The World of Harry Potter

petak, 15.07.2005.

CNN "Prince" Report

Fans prepare for 'Prince' release

LONDON, England (AP) -- It's time for Harry Potter to work his midnight magic on Muggles once again.

From Edinburgh's medieval castle to suburban shopping malls, fans were getting ready to dress up, line up and stay up late Friday to nab the first copies of "Harry Potter and the Half-Blood Prince."

It has become publishing's most lucrative ritual: hundreds of British bookstores planned to open just after midnight (2300 GMT), when copies of the schoolboy wizard's latest adventure go on sale.

Thousands of Muggles -- Potter language for humans -- were expected to queue amid heightened security in London, where last week's terrorist bombings cast a shadow over the event.

"We're very much of the message that it's business as usual -- London's open for business and we want to celebrate this book," said John Webb, children's buyer at bookseller Waterstone's, which expects 300,000 people to attend midnight openings at more than 100 stores across Britain.

British publisher Bloomsbury, which expects to sell hundreds of thousands of Potter books this weekend, was gathering 70 competition-winning children from around the world inside the thick stone walls of Edinburgh Castle for a midnight reading by author J.K. Rowling, who lives in the Scottish capital.

Elsewhere, bookshops promised jugglers, fire-eaters, magicians and face-painters to entertain waiting fans eager to solve the hinted-at plot mysteries: Will Harry's teenage friends Ron and Hermione find romance? Which major character will die? What more will Harry learn of his nemesis, the evil Lord Voldemort?

In London, events were muted by the July 7 subway and bus bombings, which killed more than 50 people. Book and magazine chain WH Smith announced it was scrapping a planned midnight launch at King's Cross Station, from whose fictional Platform 9 3/4 Harry catches the train to Hogwarts at the start of each term. At least 26 people died in a bomb blast on a subway near King's Cross on July 7, the deadliest of the day's four attacks.

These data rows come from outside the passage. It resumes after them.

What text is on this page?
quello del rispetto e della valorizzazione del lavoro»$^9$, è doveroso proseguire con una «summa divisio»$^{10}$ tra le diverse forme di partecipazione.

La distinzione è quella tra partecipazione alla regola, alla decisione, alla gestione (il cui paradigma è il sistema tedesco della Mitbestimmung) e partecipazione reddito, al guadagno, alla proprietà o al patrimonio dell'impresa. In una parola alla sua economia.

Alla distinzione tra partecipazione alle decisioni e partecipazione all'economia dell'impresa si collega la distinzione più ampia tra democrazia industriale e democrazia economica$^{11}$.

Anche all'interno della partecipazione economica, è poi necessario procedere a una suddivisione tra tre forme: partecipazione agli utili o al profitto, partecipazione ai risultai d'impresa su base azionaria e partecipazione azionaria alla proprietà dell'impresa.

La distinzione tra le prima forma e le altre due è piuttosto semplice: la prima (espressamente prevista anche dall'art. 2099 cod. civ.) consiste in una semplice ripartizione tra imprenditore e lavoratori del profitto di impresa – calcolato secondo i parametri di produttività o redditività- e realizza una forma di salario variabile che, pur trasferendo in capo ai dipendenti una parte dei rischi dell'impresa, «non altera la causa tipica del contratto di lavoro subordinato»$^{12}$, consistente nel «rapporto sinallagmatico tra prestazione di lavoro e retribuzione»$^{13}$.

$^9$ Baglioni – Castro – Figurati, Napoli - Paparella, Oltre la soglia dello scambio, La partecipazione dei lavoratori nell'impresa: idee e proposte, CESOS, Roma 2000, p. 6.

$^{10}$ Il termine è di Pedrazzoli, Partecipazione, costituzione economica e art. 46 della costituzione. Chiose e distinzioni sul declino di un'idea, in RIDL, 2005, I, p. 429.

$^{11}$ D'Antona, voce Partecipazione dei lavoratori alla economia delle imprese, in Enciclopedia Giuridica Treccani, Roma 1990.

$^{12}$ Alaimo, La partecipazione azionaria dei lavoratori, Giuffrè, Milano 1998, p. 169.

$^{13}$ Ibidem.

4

WH Smith spokeswoman Sarah Hodson said it would be "insensitive and inappropriate" to hold the event at the station. She said the store at King's Cross -- now swarming with uniformed police and wary commuters -- would remain open into Saturday morning so fans could purchase the book.

London's Metropolitan Police said the force was liaising with organizers about policing events at bookstores in the city.

Since Rowling -- then a struggling single mother and aspiring writer -- introduced Harry and his fellow students at Hogwarts School of Witchcraft and Wizardry to the world in 1997, the books have become a global phenomenon, selling 270 million copies in 62 languages and spawning a series of Hollywood films. Rowling is now the richest woman in Britain, with a fortune estimated by Forbes magazine at US$1 billion (euro825 million).

Each book's publication is preceded by months of carefully orchestrated publicity, hype and plot hints, and surrounded by intense security.

Amazon.co.uk has set up a secure 200,000 square foot (18,500 square meter) warehouse to pack the books. Canadian publisher Raincoast sought a court injunction after a store in Vancouver accidentally sold 14 copies of the book last week. A judge ordered the customers not to talk about the book, copy it, sell it or even read it before its official release.

Even the Pope has become an unwitting instrument of Pottermania. German writer Gabriele Kuby, author of "Harry Potter -- Good or Evil?" has claimed Pope Benedict XVI said the books "deeply distort Christianity in the soul." Kuby said the Pope's comments came in letters written in 2003, when he was Cardinal Joseph Ratzinger. The Vatican had no comment on the claim.

Launch events are planned from Manhattan -- where Barnes & Noble is holding a "Midnight Magic" party at its Union Square store -- to Mexico City, where the Libreria Gandhi book store scheduled a midnight sale and a daylong Potter festival on Saturday, even though the book will be available only in English.

Some have suggested the Potter spell may be fading. The gap between books -- the last, "Harry Potter and the Order of the Phoenix," was published two years ago -- means many early Potter fans are now young adults whose interest may have waned.

However, sales remain robust. More than 1.4 million copies have been ordered through online retailer Amazon; WH Smith said it had received 500,000 advance orders, compared to 280,000 for "Order of the Phoenix." Publication has sparked a now-traditional price war, with many chain retailers selling the book for about half the 16.99 pounds (US$29.95, euro25) cover price.

U.S. publisher Scholastic is releasing more than 10 million copies. Waterstone's predicts 2 million copies will be sold in Britain and 10 million worldwide in the first 24 hours.

Al Greco, a publishing professor at Fordham University in New York, said sales remained strong in part because "the target audience runs from juveniles through adults, which didn't initially take place with the first couple of books."

Amazon reported that advance orders of the "adult" edition -- identical inside but bearing a more muted cover than the children's version -- were up 17 percent from the last book.

"I think the books just really spark children's imaginations -- and adults', too," said Waterstone's buyer Webb. "They're just really good stories at the core."